O general assumiu o CML, em substituição ao general de Exército Fernando Azevedo e Silva, em setembro de 2016.

Além da atuação no Rio de Janeiro, o general também foi uma das lideranças que integrou a ação que envolveu as Forças Armadas na crise da segurança no Espírito Santo, em fevereiro de 2017. Na ocasião, foi realizado um reforço na segurança em municípios do estado devido ao aumento da violência, batizada de “Operação Capixaba”. Naquela época, reivindicando melhores condições de trabalho, parentes de policiais militares acamparam em frente aos batalhões, impedindo a saída dos agentes de segurança.

“Reservas”

Em 28 de agosto, ao ministrar palestra no Centro Cultural Justiça Federal (CCJF), no Centro do Rio, Braga Netto traçou um panorama do emprego das Forças Armadas nas Operações de GLO e citou os exemplos da atuação no Rio e no Espírito Santo. O general ressaltou que vê “com reservas” esse uso das tropas, mas destacou que as Forças estão prontas para cumprir o dever em casos de emergências.

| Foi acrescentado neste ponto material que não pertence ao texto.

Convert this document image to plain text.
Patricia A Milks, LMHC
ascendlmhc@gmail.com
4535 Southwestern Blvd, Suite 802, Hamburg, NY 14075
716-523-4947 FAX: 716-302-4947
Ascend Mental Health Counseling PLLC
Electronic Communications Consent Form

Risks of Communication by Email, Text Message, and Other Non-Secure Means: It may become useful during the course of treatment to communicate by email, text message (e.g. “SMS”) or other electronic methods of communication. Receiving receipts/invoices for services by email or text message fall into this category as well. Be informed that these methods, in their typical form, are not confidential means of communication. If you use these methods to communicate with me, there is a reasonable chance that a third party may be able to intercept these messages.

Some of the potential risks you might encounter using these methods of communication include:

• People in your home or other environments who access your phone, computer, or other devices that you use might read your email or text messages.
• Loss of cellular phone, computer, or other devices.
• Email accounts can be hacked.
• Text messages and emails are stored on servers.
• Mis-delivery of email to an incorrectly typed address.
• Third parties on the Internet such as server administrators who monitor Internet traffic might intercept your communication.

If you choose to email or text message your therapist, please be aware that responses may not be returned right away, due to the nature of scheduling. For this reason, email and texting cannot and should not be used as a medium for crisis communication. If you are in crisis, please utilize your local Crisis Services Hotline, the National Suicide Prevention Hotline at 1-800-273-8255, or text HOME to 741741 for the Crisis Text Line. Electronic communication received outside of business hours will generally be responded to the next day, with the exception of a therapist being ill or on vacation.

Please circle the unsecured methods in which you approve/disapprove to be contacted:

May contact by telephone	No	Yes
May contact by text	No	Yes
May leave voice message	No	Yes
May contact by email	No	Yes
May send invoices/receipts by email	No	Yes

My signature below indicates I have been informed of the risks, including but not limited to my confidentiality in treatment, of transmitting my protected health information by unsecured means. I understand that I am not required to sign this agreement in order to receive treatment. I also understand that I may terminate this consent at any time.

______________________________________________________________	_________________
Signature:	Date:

Na visão de Braga Netto, tais operações têm alto custo financeiro, social, de imagem e até psicológico. O general frisou que o uso das Forças Armadas não seria necessário se os estados tivessem políticas de segurança pública e social mais eficientes. Ele apresentou estatísticas dos órgãos de segurança estaduais que sustentavam — na análise de ações federais e conjuntas — resultados considerados bons em prisões de suspeitos, apreensão de armas e queda da criminalidade em médio prazo.

Comando Militar do Leste

O Comando Militar do Leste é responsável por coordenar, controlar e executar as atividades administrativas e logísticas do Exército Brasileiro nos estados do Rio de Janeiro, Minas Gerais e Espírito Santo. Abrange 141 organizações e mais de 50 mil militares, o que significa 24% do efetivo da Força Terrestre, formando assim a maior concentração de tropas e escolas militares da América Latina.